Vacancies on a Board of Directors between elections happen frequently.  The terms are long (6 years), and a lot can happen in that span of time—Directors move out of District, kids grow up, priorities change, or people even pass away. To handle these circumstances the legislature provided a mechanism to appoint board members to vacant positions, which is contained in RSMo  321.200.2. 

Let’s begin with what 321.200.2 doesn’t say, so we can get into the actual process.  RSMo 321.200.2 does not allow a Board of Directors to appoint a Director to a vacancy for the remainder of the unexpired term. This is a pretty common misconception, based on the fact that certain appointments for other political subdivisions do, in fact, fill vacancies by appointment for the remainder of a term.  For Fire Districts, however, the process is different.

Vacancies on a fire district board are filled by an appointment made by the remaining members of the Board. The appointee then serves until the next regular biennial election cycle for the District (Districts should have a director’s election every other year). At that time, the remainder of the term goes up for election per normal process. No special election is held between regular election cycles either; the District should remain on its regular every-other-year election routine. Practically, this means the appointed member only serves until the next District election cycle, which could mean a month, a year, or more depending on when the vacancy occurs relative to the normal election cycle.  At the time of that next election cycle, the appointee will have to run for election in order to hold onto the seat.
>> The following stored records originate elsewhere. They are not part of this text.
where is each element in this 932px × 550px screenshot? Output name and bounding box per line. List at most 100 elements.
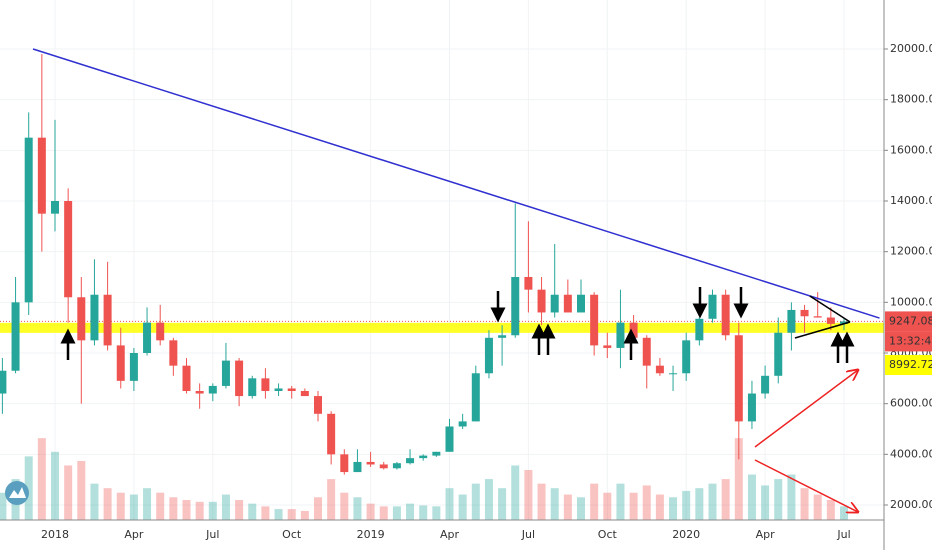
volume-bar (103, 488, 112, 520)
volume-bar (734, 438, 743, 520)
volume-bar (366, 503, 375, 520)
y-tick-label: 4000.00 (890, 447, 932, 460)
candle-body (563, 294, 572, 313)
candle-body (327, 413, 336, 455)
x-tick-label: Apr (124, 528, 144, 541)
volume-bar (747, 474, 756, 520)
countdown-box (885, 331, 932, 352)
volume-bar (287, 509, 296, 520)
y-tick-label: 6000.00 (890, 397, 932, 410)
volume-bar (708, 483, 717, 520)
volume (0, 438, 848, 520)
volume-bar (90, 483, 99, 520)
candle-body (498, 335, 507, 338)
volume-bar (590, 483, 599, 520)
volume-bar (813, 494, 822, 520)
volume-bar (537, 483, 546, 520)
volume-bar (484, 479, 493, 520)
candle-body (840, 321, 848, 324)
candle-body (392, 463, 401, 469)
volume-bar (787, 474, 796, 520)
volume-bar (550, 488, 559, 520)
candle-body (129, 353, 138, 381)
volume-bar (682, 490, 691, 520)
last-price-label: 9247.08 (889, 314, 932, 327)
volume-bar (577, 497, 585, 520)
volume-bar (274, 509, 283, 520)
volume-bar (379, 506, 388, 520)
axes: 2000.004000.006000.008000.0010000.001200… (41, 42, 932, 541)
volume-bar (406, 503, 415, 520)
volume-bar (221, 494, 230, 520)
volume-bar (826, 500, 835, 520)
y-tick-label: 20000.00 (890, 42, 932, 55)
x-tick-label: Oct (598, 528, 618, 541)
candle-body (300, 391, 309, 397)
x-tick-label: Jul (205, 528, 219, 541)
trend-line (754, 459, 858, 512)
x-tick-label: Apr (756, 528, 776, 541)
volume-bar (235, 500, 244, 520)
x-tick-label: Jul (521, 528, 535, 541)
candle-body (603, 345, 612, 348)
volume-bar (340, 492, 349, 520)
candle-body (642, 337, 651, 366)
candle-body (353, 461, 362, 473)
candle-body (524, 276, 533, 290)
trend-line (32, 48, 880, 319)
candle-body (590, 294, 599, 346)
volume-bar (208, 501, 217, 520)
volume-bar (471, 483, 480, 520)
candle-body (64, 200, 73, 298)
last-price-box (885, 311, 932, 332)
volume-bar (524, 470, 533, 520)
candle-body (432, 451, 441, 456)
volume-bar (721, 479, 730, 520)
candle-body (195, 391, 204, 394)
candle-body (550, 294, 559, 313)
candle-body (90, 294, 99, 341)
candle-body (537, 289, 546, 313)
volume-bar (432, 506, 441, 520)
candle-body (629, 322, 638, 338)
candle-body (616, 322, 625, 348)
volume-bar (143, 488, 152, 520)
candle-body (235, 360, 244, 397)
level-band (0, 322, 884, 333)
volume-bar (327, 479, 336, 520)
volume-bar (800, 488, 809, 520)
volume-bar (353, 497, 362, 520)
volume-bar (774, 479, 783, 520)
volume-bar (24, 456, 33, 520)
volume-bar (51, 451, 59, 520)
volume-bar (563, 494, 572, 520)
volume-bar (616, 483, 625, 520)
volume-bar (195, 501, 204, 520)
x-tick-label: Oct (282, 528, 302, 541)
volume-bar (156, 492, 165, 520)
x-tick-label: 2019 (357, 528, 385, 541)
candle-body (511, 276, 520, 336)
volume-bar (458, 494, 467, 520)
countdown-label: 13:32:49 (889, 334, 932, 347)
candle-body (156, 322, 165, 341)
volume-bar (419, 505, 428, 520)
candle-body (826, 317, 835, 324)
volume-bar (498, 488, 507, 520)
candle-body (103, 294, 112, 346)
candle-body (116, 345, 125, 381)
candle-body (274, 388, 283, 392)
candle-body (221, 360, 230, 386)
candle-body (366, 461, 375, 465)
candle-body (747, 393, 756, 422)
logo-circle (5, 481, 29, 505)
candle-body (787, 309, 796, 333)
volume-bar (603, 492, 612, 520)
grid (0, 0, 884, 520)
volume-bar (840, 506, 848, 520)
y-tick-label: 10000.00 (890, 295, 932, 308)
candle-body (169, 340, 178, 366)
volume-bar (169, 497, 178, 520)
volume-bar (300, 510, 309, 520)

This can be further complicated by a few words inserted in 321.200.2. Vacancies are filled by the remaining elected members of the Board “except when less than two elected members remain on the board.” This is another issue that gets Boards into trouble, and admittedly there are differing schools of thought about the affect of this clause on the appointment process. My view, and the view of most attorneys I have spoken with on this matter, is that if you have less than two members on your Board who have stood for election/reelection, then a vacancy cannot be filled by appointment. In this instance, the Board would need to petition the Circuit Court of the county where the District is located requesting appointment of a Board member.  The process is fairly straightforward, but as with most issues involving the courts, I encourage you to engage the assistance of an attorney.  In any situation where you are unsure of the process or appropriateness of an appointment, the assistance and guidance of an attorney could save you from a mistake and save money in the long run.